– Не смей сдаваться, Флакон. Просто не смей. Потому что либо ты нас выведешь, либо нам всем конец.
– Да будь ты проклят, – прошипел Флакон. – Тебе не приходило в голову, что, может, выхода и нет вообще? С чего бы ему тут быть? Крысы-то маленькие, да что там, Худом клянусь, они даже жить здесь могут. С чего бы тут взяться тоннелю, по которому мы сможем проползти? Какому-нибудь подходящему выходу из-под этого проклятого города? Честно говоря, я поражён, что мы так далеко забрались. Слушай, можно ведь вернуться просто в храм – и оттуда уже выкапываться…
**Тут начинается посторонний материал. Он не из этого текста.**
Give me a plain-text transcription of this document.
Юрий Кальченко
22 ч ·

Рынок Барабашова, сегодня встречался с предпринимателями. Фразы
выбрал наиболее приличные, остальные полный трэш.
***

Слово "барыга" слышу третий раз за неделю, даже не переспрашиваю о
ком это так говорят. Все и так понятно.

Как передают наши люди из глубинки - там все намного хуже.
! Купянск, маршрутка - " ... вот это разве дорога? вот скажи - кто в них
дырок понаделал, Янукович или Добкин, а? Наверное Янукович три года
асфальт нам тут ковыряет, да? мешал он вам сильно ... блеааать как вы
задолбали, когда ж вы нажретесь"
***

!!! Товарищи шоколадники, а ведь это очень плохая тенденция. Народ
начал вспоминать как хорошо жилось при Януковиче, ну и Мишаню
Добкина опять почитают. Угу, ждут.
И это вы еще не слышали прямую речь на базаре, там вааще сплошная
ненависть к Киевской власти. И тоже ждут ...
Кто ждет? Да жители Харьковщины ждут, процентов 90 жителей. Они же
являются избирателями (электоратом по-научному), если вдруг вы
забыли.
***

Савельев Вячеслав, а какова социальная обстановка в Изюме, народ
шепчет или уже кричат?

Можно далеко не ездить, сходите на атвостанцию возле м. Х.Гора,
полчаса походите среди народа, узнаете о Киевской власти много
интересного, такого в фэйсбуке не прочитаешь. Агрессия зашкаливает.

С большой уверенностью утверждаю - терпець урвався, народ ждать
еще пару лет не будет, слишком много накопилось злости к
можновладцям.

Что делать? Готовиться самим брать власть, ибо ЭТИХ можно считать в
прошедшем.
– Это ты ничего не понимаешь, солдат. Там гора над тоннелем, в который мы спрятались. Гора, бывшая прежде самым большим храмом в городе. «Выкапываться»? Забудь. Пути назад нет, Флакон. Только вперёд. А теперь достань мне нож, будь ты неладен.
Улыбка вытащила один из своих метательных ножей и передала ребёнку впереди. Что-то ей подсказывало, что дальше они не пройдут. Разве что, может, дети. По цепочке передали приказ – пустить сирот вперёд. По крайней мере, тогда они смогут пробраться дальше, найти выход. Столько усилий…
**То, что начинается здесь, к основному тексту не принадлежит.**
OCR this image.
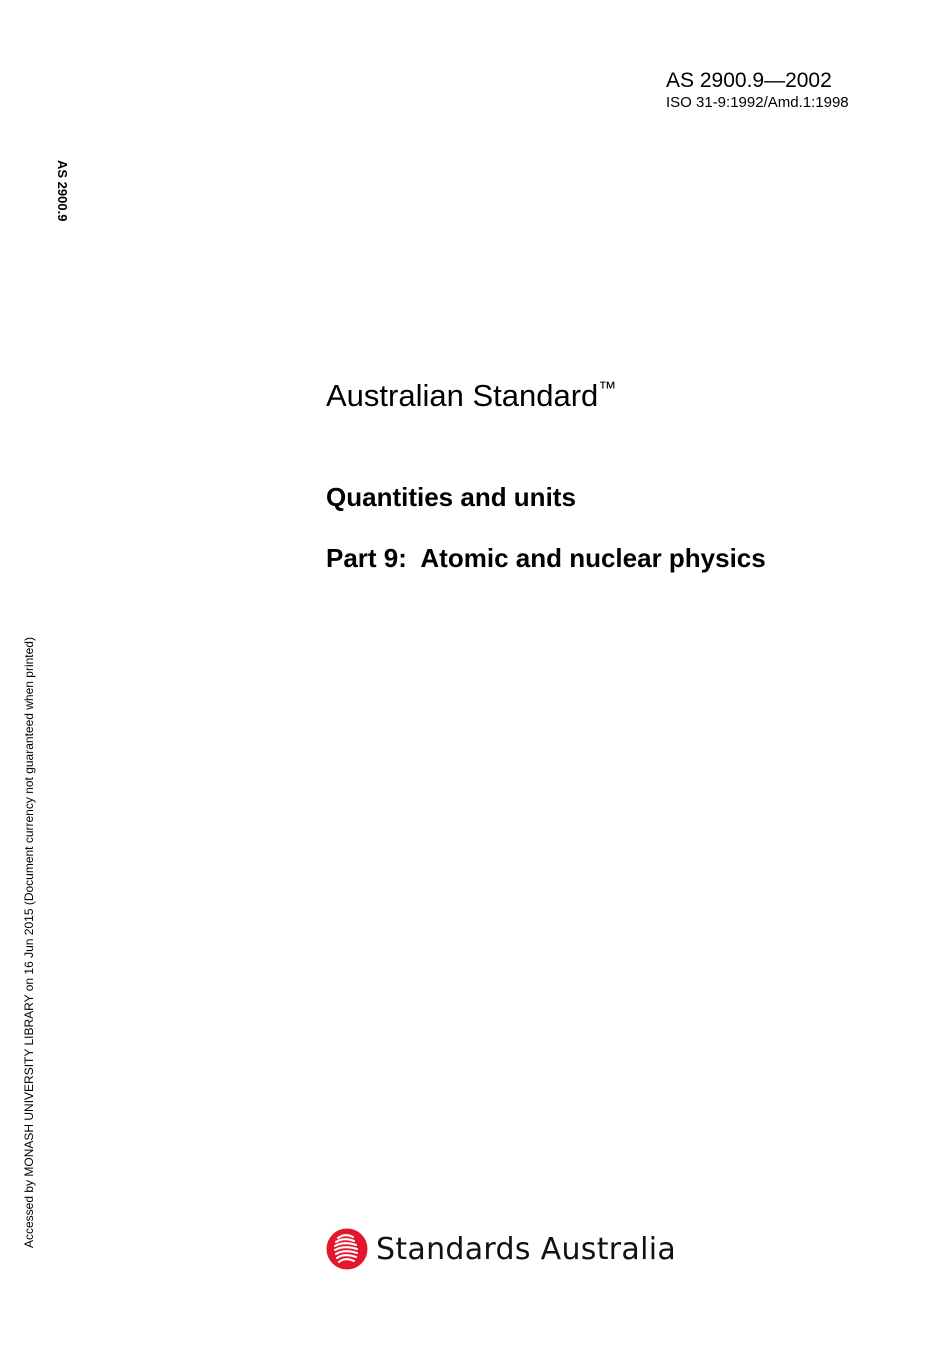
AS 2900.9—2002
ISO 31-9:1992/Amd.1:1998
AS 2900.9
Accessed by MONASH UNIVERSITY LIBRARY on 16 Jun 2015 (Document currency not guaranteed when printed)
Australian Standard™
Quantities and units
Part 9: Atomic and nuclear physics
Standards Australia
Далеко-то они всё равно не зайдут – без Флакона. Вот ведь ублюдок бесхребетный – и мы
Впрочем, он ведь не такой и плохой – забрал же у неё ранец в тот день на марше, когда сучка-капитанша с ходу показала, насколько она чокнутая. Это было благородно с его стороны. До странности благородно. Но иногда такое с мужчинами случается. Улыбка прежде в это не верила, но теперь уж не было выбора. Даже мужчина может тебя удивить.
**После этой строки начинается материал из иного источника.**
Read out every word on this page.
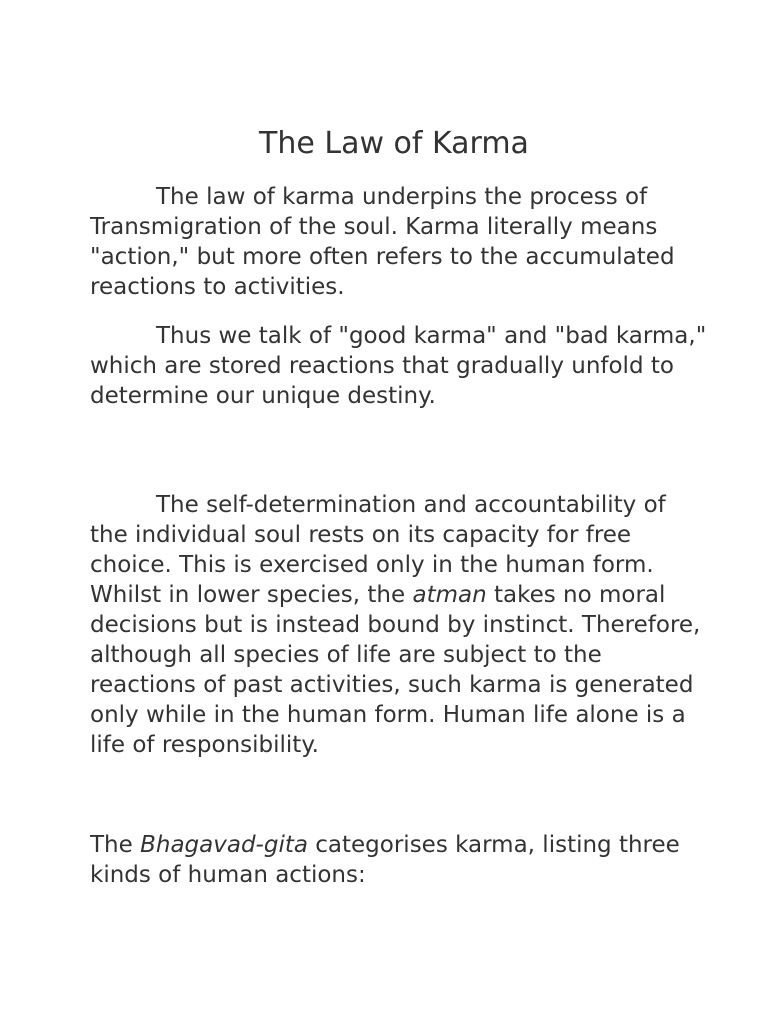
The Law of Karma

The law of karma underpins the process of Transmigration of the soul. Karma literally means "action," but more often refers to the accumulated reactions to activities.

Thus we talk of "good karma" and "bad karma," which are stored reactions that gradually unfold to determine our unique destiny.

The self-determination and accountability of the individual soul rests on its capacity for free choice. This is exercised only in the human form. Whilst in lower species, the atman takes no moral decisions but is instead bound by instinct. Therefore, although all species of life are subject to the reactions of past activities, such karma is generated only while in the human form. Human life alone is a life of responsibility.

The Bhagavad-gita categorises karma, listing three kinds of human actions:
Ребёнок сзади взялся перебираться через Улыбку: только локти да колени, и ещё сопливый, грязный нос. И пахнет. Воняет, прямо скажем. Мерзкие они, дети. Жадные, эгоистичные тираны, мальчишкам только кусаться да царапаться, девочкам только царапаться да плеваться. Сбиваются в сопливые стаи и вынюхивают слабости – и горе тому малышу, который свои не сумеет спрятать, – остальные тут же набросятся, как маленькие акулы. Отличное развлечение – травить других.